Mudança de estratégia
Diante da prisão do ex-presidente, sua base na política institucional também pode mudar sua estratégia. No Parlamento, o vice-presidente da Câmara, deputado Altineu Côrtes (PL-RJ), disse que a confirmação da preventiva pela Primeira Turma do STF terá impacto no andamento dos trabalhos do Legislativo, mas não disse qual. Além de uma eventual retomada da pressão para desengavetar o projeto de lei da anistia aos condenados pelo 8 de Janeiro, que teria possibilidade de se estender a Bolsonaro, provavelmente a base parlamentar extremista ainda não sabe o que fazer.
Ao que parece, pelo menos já sabe o que não fazer. O deputado federal Zé Trovão (PL-SC) publicou um vídeo em suas redes sociais no sábado convocando caminhoneiros, motoboys e representantes do agronegócio para irem às ruas protestar contra a prisão. Contudo, segundo matéria do Uol, foi orientado a apagar para não ter problemas judiciais.
A mesma reportagem aponta que uma eventual obstrução na Câmara dos Deputados é considerada inútil por deputados do PL, já que não haveria número suficiente para brecar os trabalhos na Casa. E voltar à tática de ocupação das Mesas Diretoras da Câmara e do Senado também seria uma hipótese descartada, pois a perspectiva de punição, em especial por parte do presidente da Câmara, Hugo Motta (Republicanos-PB), seria alta, ainda mais levando-se em conta que sua imagem saiu arranhada do episódio anterior.
Além de evitar um enfrentamento com o Poder Judiciário, os parlamentares estão obviamente de olho nas eleições de 2026. Não querem correr o risco de ter suas candidaturas inviabilizadas judicialmente ou afastar possíveis eleitores de centro ou de uma direita menos extremista, um interesse especial principalmente daqueles que pretendem concorrer a governos de estado ou ao Senado, conforme o contexto.
“Se a prisão de Bolsonaro levar a uma radicalização ainda maior das posições do bolsonarismo, sobretudo no que diz respeito à democracia, o movimento se tornará insustentável para setores da direita que pretendem se manter no jogo político-eleitoral. Uma ‘martirização’ de Bolsonaro, sem radicalização, pode ser o caminho para manter a direita unida diante das eleições do próximo ano”, analisa o cientista político Guilherme Casarões, um dos coordenadores do Observatório da Extrema Direita, em entrevista ao jornal O Globo.

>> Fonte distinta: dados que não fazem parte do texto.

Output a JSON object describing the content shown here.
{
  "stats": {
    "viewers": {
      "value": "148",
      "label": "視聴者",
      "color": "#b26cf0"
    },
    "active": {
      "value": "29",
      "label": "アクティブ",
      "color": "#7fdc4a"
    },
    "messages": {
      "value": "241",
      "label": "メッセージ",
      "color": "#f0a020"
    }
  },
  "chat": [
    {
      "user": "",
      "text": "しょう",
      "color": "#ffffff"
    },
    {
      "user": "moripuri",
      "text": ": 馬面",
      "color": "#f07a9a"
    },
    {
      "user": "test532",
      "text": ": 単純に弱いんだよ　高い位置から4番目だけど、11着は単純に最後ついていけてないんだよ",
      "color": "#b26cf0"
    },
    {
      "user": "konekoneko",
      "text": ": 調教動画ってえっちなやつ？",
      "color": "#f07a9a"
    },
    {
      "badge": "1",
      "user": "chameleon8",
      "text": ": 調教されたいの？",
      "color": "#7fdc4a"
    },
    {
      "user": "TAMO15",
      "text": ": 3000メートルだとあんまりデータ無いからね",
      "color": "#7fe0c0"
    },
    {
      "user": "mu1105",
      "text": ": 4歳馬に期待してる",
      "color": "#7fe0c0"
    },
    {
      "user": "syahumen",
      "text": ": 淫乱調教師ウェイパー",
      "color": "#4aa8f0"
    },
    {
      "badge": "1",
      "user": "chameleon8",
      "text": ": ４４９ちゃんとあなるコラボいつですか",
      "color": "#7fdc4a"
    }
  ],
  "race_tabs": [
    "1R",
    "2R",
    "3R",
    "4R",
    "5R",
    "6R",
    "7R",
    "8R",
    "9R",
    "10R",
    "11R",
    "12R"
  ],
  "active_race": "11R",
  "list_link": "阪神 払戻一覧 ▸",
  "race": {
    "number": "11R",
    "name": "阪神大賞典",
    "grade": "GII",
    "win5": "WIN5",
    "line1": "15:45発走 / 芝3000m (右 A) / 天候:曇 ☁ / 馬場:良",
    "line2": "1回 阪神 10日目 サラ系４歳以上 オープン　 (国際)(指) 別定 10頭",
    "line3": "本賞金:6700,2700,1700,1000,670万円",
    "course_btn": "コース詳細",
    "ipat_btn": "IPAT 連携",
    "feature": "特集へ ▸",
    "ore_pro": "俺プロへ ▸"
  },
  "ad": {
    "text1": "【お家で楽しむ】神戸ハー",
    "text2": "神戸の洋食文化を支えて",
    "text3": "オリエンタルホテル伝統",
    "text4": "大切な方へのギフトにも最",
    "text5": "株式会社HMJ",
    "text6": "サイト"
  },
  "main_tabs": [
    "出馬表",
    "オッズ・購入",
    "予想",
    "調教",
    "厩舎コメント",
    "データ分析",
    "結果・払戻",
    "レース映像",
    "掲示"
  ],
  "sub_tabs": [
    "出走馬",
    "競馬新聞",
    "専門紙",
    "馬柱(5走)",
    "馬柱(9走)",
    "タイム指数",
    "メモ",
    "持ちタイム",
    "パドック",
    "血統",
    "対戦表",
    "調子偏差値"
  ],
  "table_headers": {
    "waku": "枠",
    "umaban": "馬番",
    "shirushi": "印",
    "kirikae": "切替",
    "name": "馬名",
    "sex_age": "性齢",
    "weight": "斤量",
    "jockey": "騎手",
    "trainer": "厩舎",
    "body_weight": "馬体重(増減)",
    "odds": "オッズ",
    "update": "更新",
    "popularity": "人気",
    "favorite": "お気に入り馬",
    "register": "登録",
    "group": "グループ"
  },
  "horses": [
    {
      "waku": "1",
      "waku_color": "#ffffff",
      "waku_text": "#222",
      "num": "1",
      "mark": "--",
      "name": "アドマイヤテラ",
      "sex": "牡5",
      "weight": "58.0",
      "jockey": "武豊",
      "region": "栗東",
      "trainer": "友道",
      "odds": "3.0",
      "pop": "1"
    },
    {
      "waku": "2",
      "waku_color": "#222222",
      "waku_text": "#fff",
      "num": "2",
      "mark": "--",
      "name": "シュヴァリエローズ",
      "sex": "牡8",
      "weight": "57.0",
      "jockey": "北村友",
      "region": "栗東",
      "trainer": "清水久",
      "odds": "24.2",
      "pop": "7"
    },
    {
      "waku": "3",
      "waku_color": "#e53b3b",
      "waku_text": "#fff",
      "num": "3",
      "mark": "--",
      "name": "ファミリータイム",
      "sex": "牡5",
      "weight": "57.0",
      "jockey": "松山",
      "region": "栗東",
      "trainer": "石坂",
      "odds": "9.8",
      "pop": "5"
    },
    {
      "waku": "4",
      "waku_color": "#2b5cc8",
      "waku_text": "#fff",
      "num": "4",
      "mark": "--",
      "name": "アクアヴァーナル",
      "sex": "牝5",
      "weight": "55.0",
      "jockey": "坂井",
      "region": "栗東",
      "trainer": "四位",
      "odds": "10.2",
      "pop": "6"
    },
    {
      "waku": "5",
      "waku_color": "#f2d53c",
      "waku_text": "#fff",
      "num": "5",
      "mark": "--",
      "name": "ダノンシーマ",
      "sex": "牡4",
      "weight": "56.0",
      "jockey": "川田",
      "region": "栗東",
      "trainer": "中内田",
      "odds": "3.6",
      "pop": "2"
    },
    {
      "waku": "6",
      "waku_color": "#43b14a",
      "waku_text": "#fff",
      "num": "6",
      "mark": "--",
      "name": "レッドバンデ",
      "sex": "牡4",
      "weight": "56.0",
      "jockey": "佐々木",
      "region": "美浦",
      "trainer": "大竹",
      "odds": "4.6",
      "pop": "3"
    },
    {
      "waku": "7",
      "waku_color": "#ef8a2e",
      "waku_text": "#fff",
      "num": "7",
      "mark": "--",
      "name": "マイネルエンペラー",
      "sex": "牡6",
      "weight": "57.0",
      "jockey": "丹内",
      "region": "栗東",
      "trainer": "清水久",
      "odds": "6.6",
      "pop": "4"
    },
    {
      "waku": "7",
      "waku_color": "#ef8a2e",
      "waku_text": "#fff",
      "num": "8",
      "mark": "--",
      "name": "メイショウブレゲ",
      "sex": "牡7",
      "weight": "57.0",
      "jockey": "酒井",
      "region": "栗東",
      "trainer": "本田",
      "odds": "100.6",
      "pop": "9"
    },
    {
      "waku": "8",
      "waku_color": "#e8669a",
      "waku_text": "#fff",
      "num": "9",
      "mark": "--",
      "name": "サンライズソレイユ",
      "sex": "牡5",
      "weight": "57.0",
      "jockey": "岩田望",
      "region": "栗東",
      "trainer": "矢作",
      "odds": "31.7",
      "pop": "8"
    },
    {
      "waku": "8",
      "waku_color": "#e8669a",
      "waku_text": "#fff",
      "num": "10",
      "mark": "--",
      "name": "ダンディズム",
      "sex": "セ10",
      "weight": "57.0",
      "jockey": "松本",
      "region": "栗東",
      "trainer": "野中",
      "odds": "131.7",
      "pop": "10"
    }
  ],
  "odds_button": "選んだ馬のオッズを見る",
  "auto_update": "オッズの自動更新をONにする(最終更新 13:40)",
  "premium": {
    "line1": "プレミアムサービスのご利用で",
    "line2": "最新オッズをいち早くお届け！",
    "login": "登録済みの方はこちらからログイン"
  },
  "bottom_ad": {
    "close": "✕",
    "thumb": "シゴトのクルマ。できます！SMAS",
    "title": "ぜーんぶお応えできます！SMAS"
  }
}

Ainda sem rumo, a perspectiva para a direita nas eleições presidenciais é de um cenário fragmentado, onde a divisão não vai se dar apenas no número de candidatos, mas também na postura que cada um terá em relação a Jair Bolsonaro. A conta de ter o nome associado ao do ex-presidente vem ficando cada vez mais alta e desvantajosa e a tentativa de salvar a imagem do ex-presidente para sua base, por meio do processo de “martirização”, já está em curso. O engajamento nesta “causa” deve ser determinante para a pretensão dos atores políticos em 2026.
A esquerda tem possibilidade de avançar nesse cenário, aproveitando a fragilidade da direita e sua desmobilização, com o governo tendo a oportunidade de pautar debates importantes do ponto de vista político como o fim da jornada 6×1 e mesmo a tarifa zero, inserida em um panorama mais amplo da necessidade de melhora do transporte público no Brasil. Embora o momento atual aponte inclusive para a chance de uma eleição liquidada no primeiro turno, a distância das eleições não permite ao campo progressista “jogar parado”. Mobilizar é preciso.